Kita Gebuk Berdua

111 11 22
                                    

"Bi Iteung?" usul Atar meminta pendapat kepada tiga temannya.

"Hayuk dah. Asem mulut gue," balas Darhan yang disetujui oleh dua lainnya.

Mereka berempat kompak berdiri dan jalan beriringan dengan formasi dua depan dua belakang. Darhan yang bangkit lebih dulu jalan duluan bersama Raksi sembari berangkulan. Dua manusia hobi bertengkar itu terlihat akur di koridor kelas tiga yang cukup ramai. Istirahat kedua yang kerap dinanti-nanti karena durasinya yang cukup lama untuk jam makan siang selalu jadi alasan empat sejoli itu untuk bolos merokok ke warung Bi Iteung. Selain karena bebas merokok, di sana juga tersedia lontong sayur dan gado-gado. Warung Bi Iteung, sejatinya adalah warung sarapan yang buka pukul enam pagi dan tutup pukul dua belas siang. Namun karena anak-anak sekolah Citaprasada selalu nongkrong di tempatnya, beliau jadi harus menutup warung sedikit lebih sore.

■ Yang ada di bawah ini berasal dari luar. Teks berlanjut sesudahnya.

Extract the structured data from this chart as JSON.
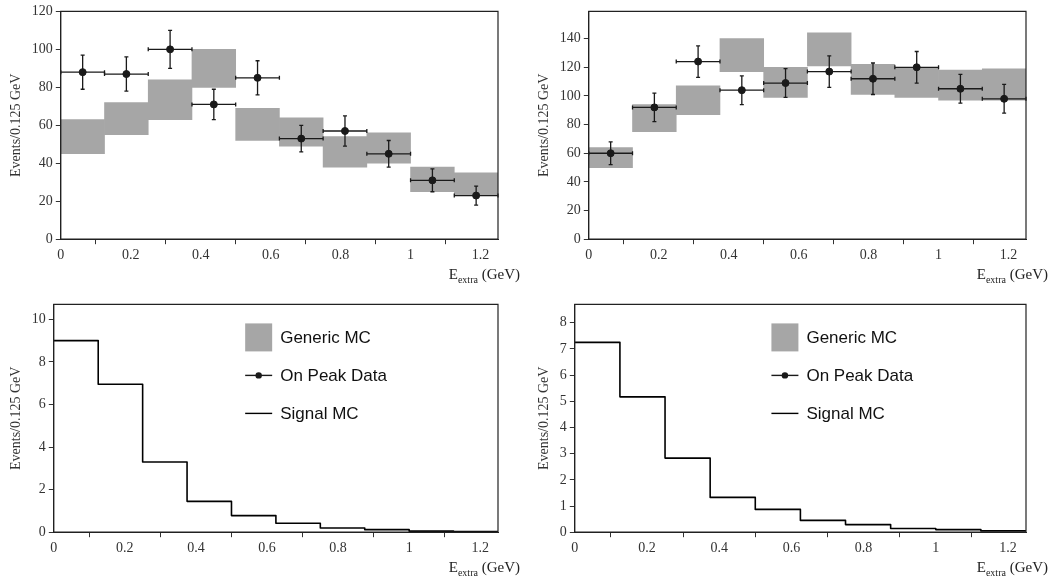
{
  "chart_data": [
    {
      "type": "bar",
      "xlabel": "E$_{extra}$ (GeV)",
      "ylabel": "Events/0.125 GeV",
      "xlim": [
        0,
        1.25
      ],
      "xticks": [
        0,
        0.2,
        0.4,
        0.6,
        0.8,
        1,
        1.2
      ],
      "ylim": [
        0,
        120
      ],
      "yticks": [
        0,
        20,
        40,
        60,
        80,
        100,
        120
      ],
      "marker": "circle",
      "series": [
        {
          "color": "#a6a6a6",
          "x": [
            0.0625,
            0.1875,
            0.3125,
            0.4375,
            0.5625,
            0.6875,
            0.8125,
            0.9375,
            1.0625,
            1.1875
          ],
          "base": [
            45,
            55,
            63,
            80,
            52,
            49,
            38,
            40,
            25,
            23
          ],
          "values": [
            18,
            17,
            21,
            20,
            17,
            15,
            16,
            16,
            13,
            12
          ]
        },
        {
          "type": "scatter",
          "color": "#1a1a1a",
          "x": [
            0.0625,
            0.1875,
            0.3125,
            0.4375,
            0.5625,
            0.6875,
            0.8125,
            0.9375,
            1.0625,
            1.1875
          ],
          "values": [
            88,
            87,
            100,
            71,
            85,
            53,
            57,
            45,
            31,
            23
          ],
          "errors": [
            9,
            9,
            10,
            8,
            9,
            7,
            8,
            7,
            6,
            5
          ],
          "xerrors": [
            0.0625,
            0.0625,
            0.0625,
            0.0625,
            0.0625,
            0.0625,
            0.0625,
            0.0625,
            0.0625,
            0.0625
          ]
        }
      ]
    },
    {
      "type": "bar",
      "xlabel": "E$_{extra}$ (GeV)",
      "ylabel": "Events/0.125 GeV",
      "xlim": [
        0,
        1.25
      ],
      "xticks": [
        0,
        0.2,
        0.4,
        0.6,
        0.8,
        1,
        1.2
      ],
      "ylim": [
        0,
        159
      ],
      "yticks": [
        0,
        20,
        40,
        60,
        80,
        100,
        120,
        140
      ],
      "marker": "circle",
      "series": [
        {
          "color": "#a6a6a6",
          "x": [
            0.0625,
            0.1875,
            0.3125,
            0.4375,
            0.5625,
            0.6875,
            0.8125,
            0.9375,
            1.0625,
            1.1875
          ],
          "base": [
            50,
            75,
            87,
            117,
            99,
            121,
            101,
            99,
            97,
            97
          ],
          "values": [
            14,
            19,
            20,
            23,
            21,
            23,
            21,
            21,
            21,
            22
          ]
        },
        {
          "type": "scatter",
          "color": "#1a1a1a",
          "x": [
            0.0625,
            0.1875,
            0.3125,
            0.4375,
            0.5625,
            0.6875,
            0.8125,
            0.9375,
            1.0625,
            1.1875
          ],
          "values": [
            60,
            92,
            124,
            104,
            109,
            117,
            112,
            120,
            105,
            98
          ],
          "errors": [
            8,
            10,
            11,
            10,
            10,
            11,
            11,
            11,
            10,
            10
          ],
          "xerrors": [
            0.0625,
            0.0625,
            0.0625,
            0.0625,
            0.0625,
            0.0625,
            0.0625,
            0.0625,
            0.0625,
            0.0625
          ]
        }
      ]
    },
    {
      "type": "histogram",
      "xlabel": "E$_{extra}$ (GeV)",
      "ylabel": "Events/0.125 GeV",
      "xlim": [
        0,
        1.25
      ],
      "xticks": [
        0,
        0.2,
        0.4,
        0.6,
        0.8,
        1,
        1.2
      ],
      "ylim": [
        0,
        10.7
      ],
      "yticks": [
        0,
        2,
        4,
        6,
        8,
        10
      ],
      "marker": "circle",
      "legend": "top right",
      "bins": [
        0,
        0.125,
        0.25,
        0.375,
        0.5,
        0.625,
        0.75,
        0.875,
        1,
        1.125,
        1.25
      ],
      "series": [
        {
          "type": "bar",
          "name": "Generic MC",
          "color": "#a6a6a6",
          "values": [
            null,
            null,
            null,
            null,
            null,
            null,
            null,
            null,
            null,
            null
          ]
        },
        {
          "type": "scatter",
          "name": "On Peak Data",
          "color": "#1a1a1a",
          "values": [
            null,
            null,
            null,
            null,
            null,
            null,
            null,
            null,
            null,
            null
          ]
        },
        {
          "name": "Signal MC",
          "color": "#000000",
          "values": [
            9,
            6.95,
            3.3,
            1.45,
            0.78,
            0.42,
            0.2,
            0.12,
            0.05,
            0.03
          ]
        }
      ]
    },
    {
      "type": "histogram",
      "xlabel": "E$_{extra}$ (GeV)",
      "ylabel": "Events/0.125 GeV",
      "xlim": [
        0,
        1.25
      ],
      "xticks": [
        0,
        0.2,
        0.4,
        0.6,
        0.8,
        1,
        1.2
      ],
      "ylim": [
        0,
        8.7
      ],
      "yticks": [
        0,
        1,
        2,
        3,
        4,
        5,
        6,
        7,
        8
      ],
      "marker": "circle",
      "legend": "top right",
      "bins": [
        0,
        0.125,
        0.25,
        0.375,
        0.5,
        0.625,
        0.75,
        0.875,
        1,
        1.125,
        1.25
      ],
      "series": [
        {
          "type": "bar",
          "name": "Generic MC",
          "color": "#a6a6a6",
          "values": [
            null,
            null,
            null,
            null,
            null,
            null,
            null,
            null,
            null,
            null
          ]
        },
        {
          "type": "scatter",
          "name": "On Peak Data",
          "color": "#1a1a1a",
          "values": [
            null,
            null,
            null,
            null,
            null,
            null,
            null,
            null,
            null,
            null
          ]
        },
        {
          "name": "Signal MC",
          "color": "#000000",
          "values": [
            7.25,
            5.17,
            2.83,
            1.33,
            0.87,
            0.45,
            0.29,
            0.14,
            0.1,
            0.05
          ]
        }
      ]
    }
  ]
}
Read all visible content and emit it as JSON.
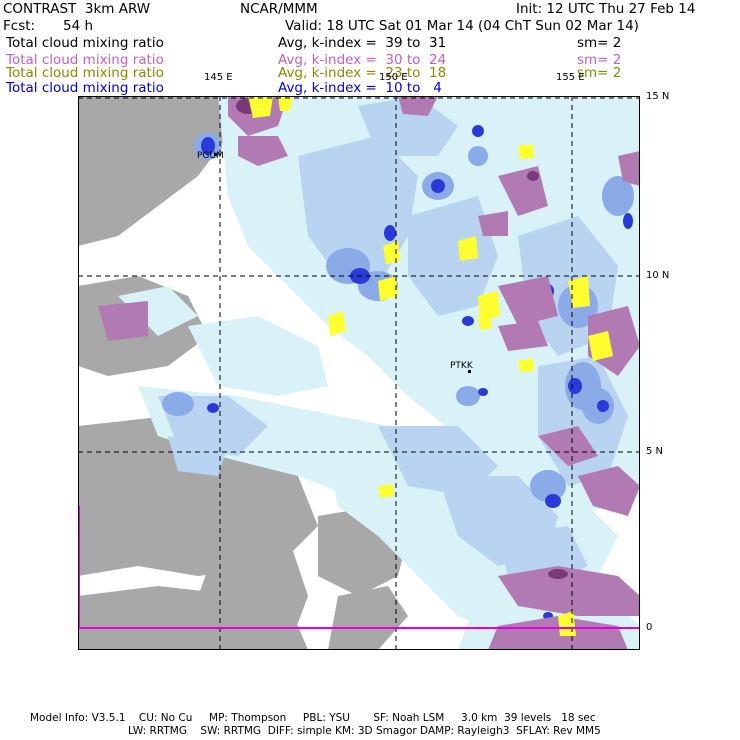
{
  "header": {
    "model": "CONTRAST  3km ARW",
    "center": "NCAR/MMM",
    "init": "Init: 12 UTC Thu 27 Feb 14",
    "fcst_label": "Fcst:",
    "fcst_value": "54 h",
    "valid": "Valid: 18 UTC Sat 01 Mar 14 (04 ChT Sun 02 Mar 14)"
  },
  "fields": [
    {
      "name": "Total cloud mixing ratio",
      "range": "Avg, k-index =  39 to  31",
      "sm": "sm= 2",
      "color": "#000000"
    },
    {
      "name": "Total cloud mixing ratio",
      "range": "Avg, k-index =  30 to  24",
      "sm": "sm= 2",
      "color": "#c060c0"
    },
    {
      "name": "Total cloud mixing ratio",
      "range": "Avg, k-index =  23 to  18",
      "sm": "sm= 2",
      "color": "#8a8a00"
    },
    {
      "name": "Total cloud mixing ratio",
      "range": "Avg, k-index =  10 to   4",
      "sm": "",
      "color": "#0000dd"
    }
  ],
  "map": {
    "lon_labels": [
      "145 E",
      "150 E",
      "155 E"
    ],
    "lat_labels": [
      "15 N",
      "10 N",
      "5 N",
      "0"
    ],
    "stations": [
      "PGUM",
      "PTKK"
    ],
    "colors": {
      "gray": "#a8a8a8",
      "light_cyan": "#d8f2f8",
      "light_blue": "#b8d4f0",
      "mid_blue": "#8aaae8",
      "dark_blue": "#2a3ad8",
      "purple": "#b27ab2",
      "dark_purple": "#7a3a7a",
      "yellow": "#ffff30",
      "magenta_line": "#e000e0"
    }
  },
  "footer": {
    "line1": "Model Info: V3.5.1    CU: No Cu     MP: Thompson     PBL: YSU       SF: Noah LSM     3.0 km  39 levels   18 sec",
    "line2": "LW: RRTMG    SW: RRTMG  DIFF: simple KM: 3D Smagor DAMP: Rayleigh3  SFLAY: Rev MM5"
  }
}
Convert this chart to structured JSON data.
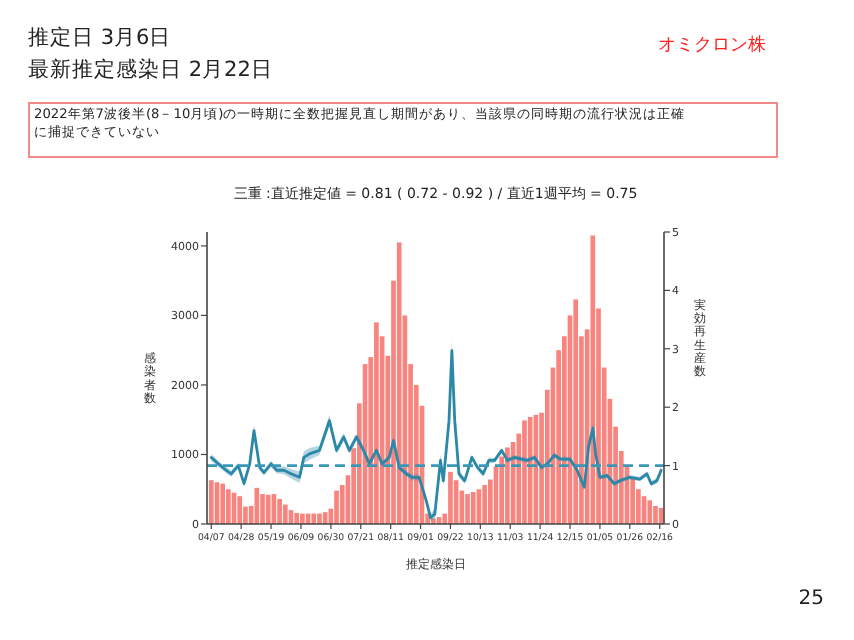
{
  "chart_data": {
    "type": "bar",
    "title": "三重 :直近推定値 = 0.81 ( 0.72 - 0.92 ) / 直近1週平均 = 0.75",
    "xlabel": "推定感染日",
    "ylabel": "感染者数",
    "y2label": "実効再生産数",
    "annotations": [
      "推定日  3月6日",
      "最新推定感染日  2月22日",
      "オミクロン株",
      "2022年第7波後半(8－10月頃)の一時期に全数把握見直し期間があり、当該県の同時期の流行状況は正確に捕捉できていない",
      "25"
    ],
    "xlim": [
      "2022-04-04",
      "2023-02-19"
    ],
    "xticks": [
      {
        "value": "2022-04-07",
        "label": "04/07"
      },
      {
        "value": "2022-04-28",
        "label": "04/28"
      },
      {
        "value": "2022-05-19",
        "label": "05/19"
      },
      {
        "value": "2022-06-09",
        "label": "06/09"
      },
      {
        "value": "2022-06-30",
        "label": "06/30"
      },
      {
        "value": "2022-07-21",
        "label": "07/21"
      },
      {
        "value": "2022-08-11",
        "label": "08/11"
      },
      {
        "value": "2022-09-01",
        "label": "09/01"
      },
      {
        "value": "2022-09-22",
        "label": "09/22"
      },
      {
        "value": "2022-10-13",
        "label": "10/13"
      },
      {
        "value": "2022-11-03",
        "label": "11/03"
      },
      {
        "value": "2022-11-24",
        "label": "11/24"
      },
      {
        "value": "2022-12-15",
        "label": "12/15"
      },
      {
        "value": "2023-01-05",
        "label": "01/05"
      },
      {
        "value": "2023-01-26",
        "label": "01/26"
      },
      {
        "value": "2023-02-16",
        "label": "02/16"
      }
    ],
    "ylim": [
      0,
      4200
    ],
    "yticks": [
      0,
      1000,
      2000,
      3000,
      4000
    ],
    "y2lim": [
      0,
      5
    ],
    "y2ticks": [
      0,
      1,
      2,
      3,
      4,
      5
    ],
    "grid": false,
    "ref_lines": [
      {
        "axis": "y2",
        "value": 1,
        "color": "#3a97b5",
        "line_style": "dashed"
      }
    ],
    "series": [
      {
        "color": "#f7847e",
        "x": [
          "2022-04-07",
          "2022-04-11",
          "2022-04-15",
          "2022-04-19",
          "2022-04-23",
          "2022-04-27",
          "2022-05-01",
          "2022-05-05",
          "2022-05-09",
          "2022-05-13",
          "2022-05-17",
          "2022-05-21",
          "2022-05-25",
          "2022-05-29",
          "2022-06-02",
          "2022-06-06",
          "2022-06-10",
          "2022-06-14",
          "2022-06-18",
          "2022-06-22",
          "2022-06-26",
          "2022-06-30",
          "2022-07-04",
          "2022-07-08",
          "2022-07-12",
          "2022-07-16",
          "2022-07-20",
          "2022-07-24",
          "2022-07-28",
          "2022-08-01",
          "2022-08-05",
          "2022-08-09",
          "2022-08-13",
          "2022-08-17",
          "2022-08-21",
          "2022-08-25",
          "2022-08-29",
          "2022-09-02",
          "2022-09-06",
          "2022-09-10",
          "2022-09-14",
          "2022-09-18",
          "2022-09-22",
          "2022-09-26",
          "2022-09-30",
          "2022-10-04",
          "2022-10-08",
          "2022-10-12",
          "2022-10-16",
          "2022-10-20",
          "2022-10-24",
          "2022-10-28",
          "2022-11-01",
          "2022-11-05",
          "2022-11-09",
          "2022-11-13",
          "2022-11-17",
          "2022-11-21",
          "2022-11-25",
          "2022-11-29",
          "2022-12-03",
          "2022-12-07",
          "2022-12-11",
          "2022-12-15",
          "2022-12-19",
          "2022-12-23",
          "2022-12-27",
          "2022-12-31",
          "2023-01-04",
          "2023-01-08",
          "2023-01-12",
          "2023-01-16",
          "2023-01-20",
          "2023-01-24",
          "2023-01-28",
          "2023-02-01",
          "2023-02-05",
          "2023-02-09",
          "2023-02-13",
          "2023-02-17"
        ],
        "values": [
          630,
          600,
          580,
          500,
          450,
          400,
          250,
          260,
          520,
          430,
          420,
          430,
          360,
          280,
          200,
          160,
          150,
          150,
          150,
          150,
          170,
          220,
          480,
          560,
          700,
          1090,
          1735,
          2300,
          2400,
          2900,
          2700,
          2420,
          3500,
          4050,
          3000,
          2300,
          2000,
          1700,
          150,
          80,
          100,
          150,
          750,
          630,
          480,
          430,
          460,
          500,
          560,
          640,
          830,
          970,
          1100,
          1180,
          1300,
          1490,
          1540,
          1570,
          1600,
          1930,
          2250,
          2500,
          2700,
          3000,
          3230,
          2700,
          2800,
          4150,
          3100,
          2250,
          1800,
          1400,
          1050,
          820,
          650,
          500,
          400,
          340,
          260,
          230
        ]
      },
      {
        "type": "line",
        "axis": "y2",
        "color": "#2b88a8",
        "x": [
          "2022-04-07",
          "2022-04-12",
          "2022-04-16",
          "2022-04-21",
          "2022-04-26",
          "2022-04-30",
          "2022-05-04",
          "2022-05-07",
          "2022-05-11",
          "2022-05-14",
          "2022-05-19",
          "2022-05-23",
          "2022-05-28",
          "2022-06-02",
          "2022-06-08",
          "2022-06-11",
          "2022-06-15",
          "2022-06-22",
          "2022-06-29",
          "2022-07-04",
          "2022-07-09",
          "2022-07-13",
          "2022-07-18",
          "2022-07-23",
          "2022-07-27",
          "2022-08-01",
          "2022-08-05",
          "2022-08-10",
          "2022-08-13",
          "2022-08-17",
          "2022-08-22",
          "2022-08-26",
          "2022-08-31",
          "2022-09-05",
          "2022-09-08",
          "2022-09-11",
          "2022-09-15",
          "2022-09-17",
          "2022-09-21",
          "2022-09-23",
          "2022-09-25",
          "2022-09-28",
          "2022-10-02",
          "2022-10-07",
          "2022-10-11",
          "2022-10-15",
          "2022-10-19",
          "2022-10-23",
          "2022-10-28",
          "2022-11-01",
          "2022-11-06",
          "2022-11-11",
          "2022-11-15",
          "2022-11-20",
          "2022-11-25",
          "2022-11-29",
          "2022-12-04",
          "2022-12-08",
          "2022-12-15",
          "2022-12-20",
          "2022-12-25",
          "2022-12-28",
          "2022-12-31",
          "2023-01-02",
          "2023-01-05",
          "2023-01-10",
          "2023-01-15",
          "2023-01-19",
          "2023-01-26",
          "2023-02-02",
          "2023-02-07",
          "2023-02-10",
          "2023-02-14",
          "2023-02-17"
        ],
        "values": [
          1.14,
          1.03,
          0.95,
          0.86,
          1.0,
          0.69,
          1.03,
          1.6,
          0.97,
          0.88,
          1.03,
          0.92,
          0.92,
          0.86,
          0.8,
          1.14,
          1.2,
          1.26,
          1.77,
          1.26,
          1.49,
          1.26,
          1.49,
          1.26,
          1.03,
          1.26,
          1.03,
          1.14,
          1.43,
          0.97,
          0.86,
          0.8,
          0.8,
          0.4,
          0.11,
          0.17,
          1.09,
          0.74,
          1.77,
          2.97,
          1.77,
          0.86,
          0.74,
          1.14,
          0.97,
          0.86,
          1.09,
          1.09,
          1.26,
          1.09,
          1.14,
          1.11,
          1.09,
          1.14,
          0.97,
          1.03,
          1.18,
          1.11,
          1.11,
          0.92,
          0.63,
          1.32,
          1.64,
          1.2,
          0.8,
          0.83,
          0.69,
          0.74,
          0.8,
          0.77,
          0.86,
          0.69,
          0.74,
          0.92
        ],
        "lower": [
          1.08,
          0.98,
          0.9,
          0.81,
          0.95,
          0.64,
          0.98,
          1.5,
          0.92,
          0.83,
          0.98,
          0.87,
          0.85,
          0.78,
          0.7,
          1.04,
          1.1,
          1.18,
          1.67,
          1.2,
          1.42,
          1.2,
          1.43,
          1.2,
          0.98,
          1.21,
          0.98,
          1.09,
          1.38,
          0.92,
          0.81,
          0.75,
          0.75,
          0.34,
          0.05,
          0.08,
          0.98,
          0.66,
          1.65,
          2.8,
          1.65,
          0.8,
          0.69,
          1.09,
          0.92,
          0.81,
          1.04,
          1.05,
          1.22,
          1.05,
          1.1,
          1.07,
          1.05,
          1.1,
          0.93,
          0.99,
          1.14,
          1.07,
          1.07,
          0.88,
          0.59,
          1.26,
          1.55,
          1.15,
          0.76,
          0.79,
          0.65,
          0.7,
          0.76,
          0.73,
          0.82,
          0.65,
          0.69,
          0.85
        ],
        "upper": [
          1.2,
          1.08,
          1.0,
          0.91,
          1.05,
          0.74,
          1.08,
          1.7,
          1.02,
          0.93,
          1.08,
          0.97,
          0.99,
          0.94,
          0.9,
          1.24,
          1.3,
          1.34,
          1.87,
          1.32,
          1.56,
          1.32,
          1.55,
          1.32,
          1.08,
          1.31,
          1.08,
          1.19,
          1.48,
          1.02,
          0.91,
          0.85,
          0.85,
          0.46,
          0.17,
          0.26,
          1.2,
          0.82,
          1.89,
          3.14,
          1.89,
          0.92,
          0.79,
          1.19,
          1.02,
          0.91,
          1.14,
          1.13,
          1.3,
          1.13,
          1.18,
          1.15,
          1.13,
          1.18,
          1.01,
          1.07,
          1.22,
          1.15,
          1.15,
          0.96,
          0.67,
          1.38,
          1.73,
          1.25,
          0.84,
          0.87,
          0.73,
          0.78,
          0.84,
          0.81,
          0.9,
          0.73,
          0.79,
          0.99
        ]
      }
    ]
  }
}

Di perjalanan menuju warung, tepatnya di depan perpustakaan Darhan bertemu Remy. Ia tak mau menghiraukan, karena sejujurnya ia juga tak punya masalah dengan laki-laki itu. Namun orang yang kerap di puja kaum hawa karena rupa dan prilaku (sebelum keluar aslinya) itu dengan sengaja menyenggol bahu Darhan dengan begitu keras. Bahkan ia nyaris terjatuh kalau refleks Barra tidak cukup bagus hingga mempu menahan punggung sahabatnya.

"What the fuck are you doing, man?" celetuk Atar santai namun dengan intonasi yang mengintimidasi.

"I'm not fucking doing anything, dude?" balasnya merasa tertantang.

"Tar, santai," pesan Darhan karena teman spek gapura kabupatennya ini sudah ambil kuda-kuda.

"Oh, jadi lo selingkuhannya Areta? Siapa nama lo? Darhan, ya??" katanya dengan suara yang tinggi hingga beberapa orang yang ada di sekitar sana dapat mendengar jelas.

Darhan mendekat, menatap rupa Remy dengan santai meski matanya tak menunjukkan begitu. "Oh, jadi lo cowok brengsek yang beraninya cuma sama cewek? Siapa nama lo? Bajingan, ya?" Sebilah senyum miring terbit di parasnya. Puas karena telah menginjak-injak harga diri Remy di hadapan orang yang mulai mengerumuni.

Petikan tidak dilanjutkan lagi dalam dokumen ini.